Pitt also ranked 30th in Best Colleges for Veterans, which lists the top-ranked schools that make pursuing a college education more affordable for veterans.

Other rankings for Pitt, based on peer assessment surveys, included:

  • Most Innovative Schools: 50, out of 83 schools

  • Best Undergraduate Business Programs: 38, out of 511

  • Best Undergraduate Computer Science Programs: 52, out of 481

  • Best Undergraduate Engineering Programs: 53, out of 206

Overall, the top national universities were the same as last year: Princeton, Harvard, Columbia, with MIT and Yale tied for fourth.

The top public schools list was led by UCLA, UC–Berkeley, University of Michigan, University of Virginia, and University of North Carolina.

Two of Pitt’s regional campuses also made the U.S. News Best Colleges list.

Pitt–Bradford was ranked 19th and Pitt–Johnstown was ranked 31st in Regional Colleges North, out of 57 schools.
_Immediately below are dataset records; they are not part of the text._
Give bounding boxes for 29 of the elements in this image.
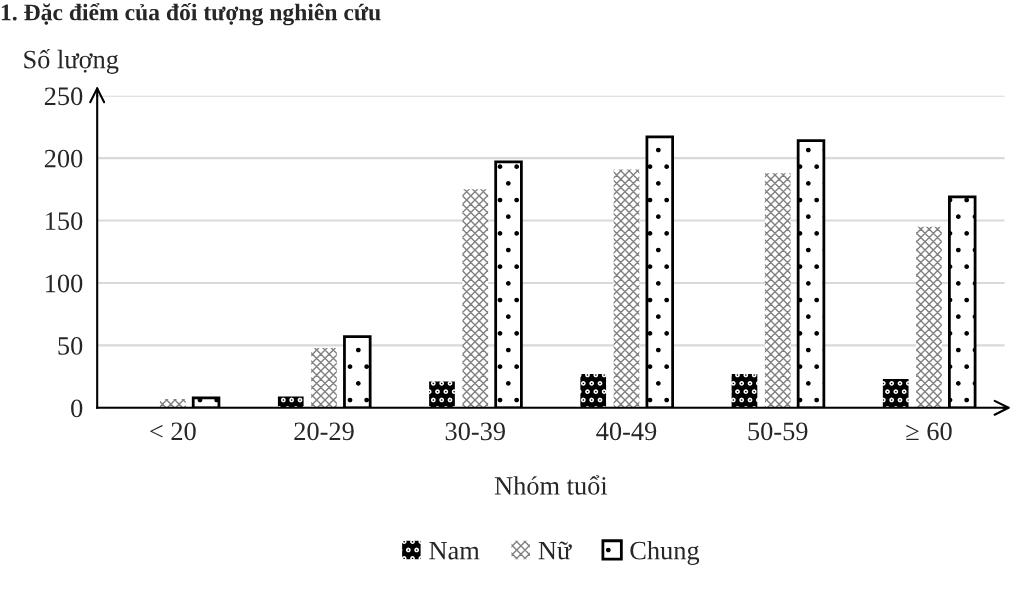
legend-label: Chung (630, 540, 700, 565)
bar (311, 347, 337, 408)
bar (731, 374, 758, 408)
x-axis-title: Nhóm tuổi (494, 475, 608, 495)
bar (429, 381, 455, 408)
x-tick-label: 40-49 (596, 422, 657, 441)
y-tick-label: 250 (44, 87, 83, 106)
bar (462, 189, 489, 408)
chart-title: 1. Đặc điểm của đối tượng nghiên cứu (1, 2, 381, 26)
y-tick-label: 0 (71, 399, 83, 418)
legend-label: Nam (429, 541, 480, 560)
x-tick-label: 20-29 (294, 422, 354, 441)
bar (764, 173, 791, 408)
x-tick-label: 30-39 (445, 422, 505, 441)
x-tick-label: ≥ 60 (906, 422, 952, 441)
y-tick-label: 100 (46, 274, 83, 293)
bar (159, 399, 186, 408)
y-tick-label: 50 (58, 336, 83, 355)
bar (613, 169, 640, 408)
y-tick-label: 200 (44, 149, 83, 168)
x-tick-label: 50-59 (748, 422, 808, 441)
legend-label: Nữ (538, 541, 572, 560)
bar (916, 226, 942, 408)
bar (277, 396, 304, 408)
y-tick-label: 150 (46, 212, 83, 230)
y-axis-title: Số lượng (24, 49, 119, 74)
bar (882, 379, 909, 408)
bar (580, 374, 607, 408)
x-tick-label: < 20 (150, 422, 196, 441)
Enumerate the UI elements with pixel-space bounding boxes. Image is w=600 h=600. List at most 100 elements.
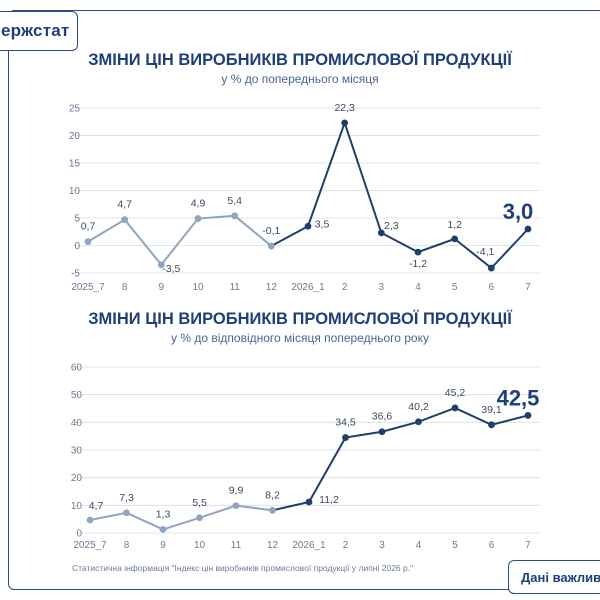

Wall Street Journal/Times Higher Education

These annual rankings are based on 15 factors across four main categories, according to the Wall Street Journal: 40 percent from student outcomes, including graduates’ salaries and debt; 30 percent from academic resources, including how much the college spends on teaching; 20 percent from student engagement, including whether students feel prepared to use their education in the real world, and 10 percent from the learning environment, including the diversity of the student body and academic staff.

When compared to all of the other schools, Pitt’s Oakland campus ranked 93rd on outcomes, 138th on resources and 111th on engagement.

The University of Michigan was rated the top public college, while Harvard, MIT, Yale, Stanford, Brown and Duke (these two tied for fifth) led the list overall.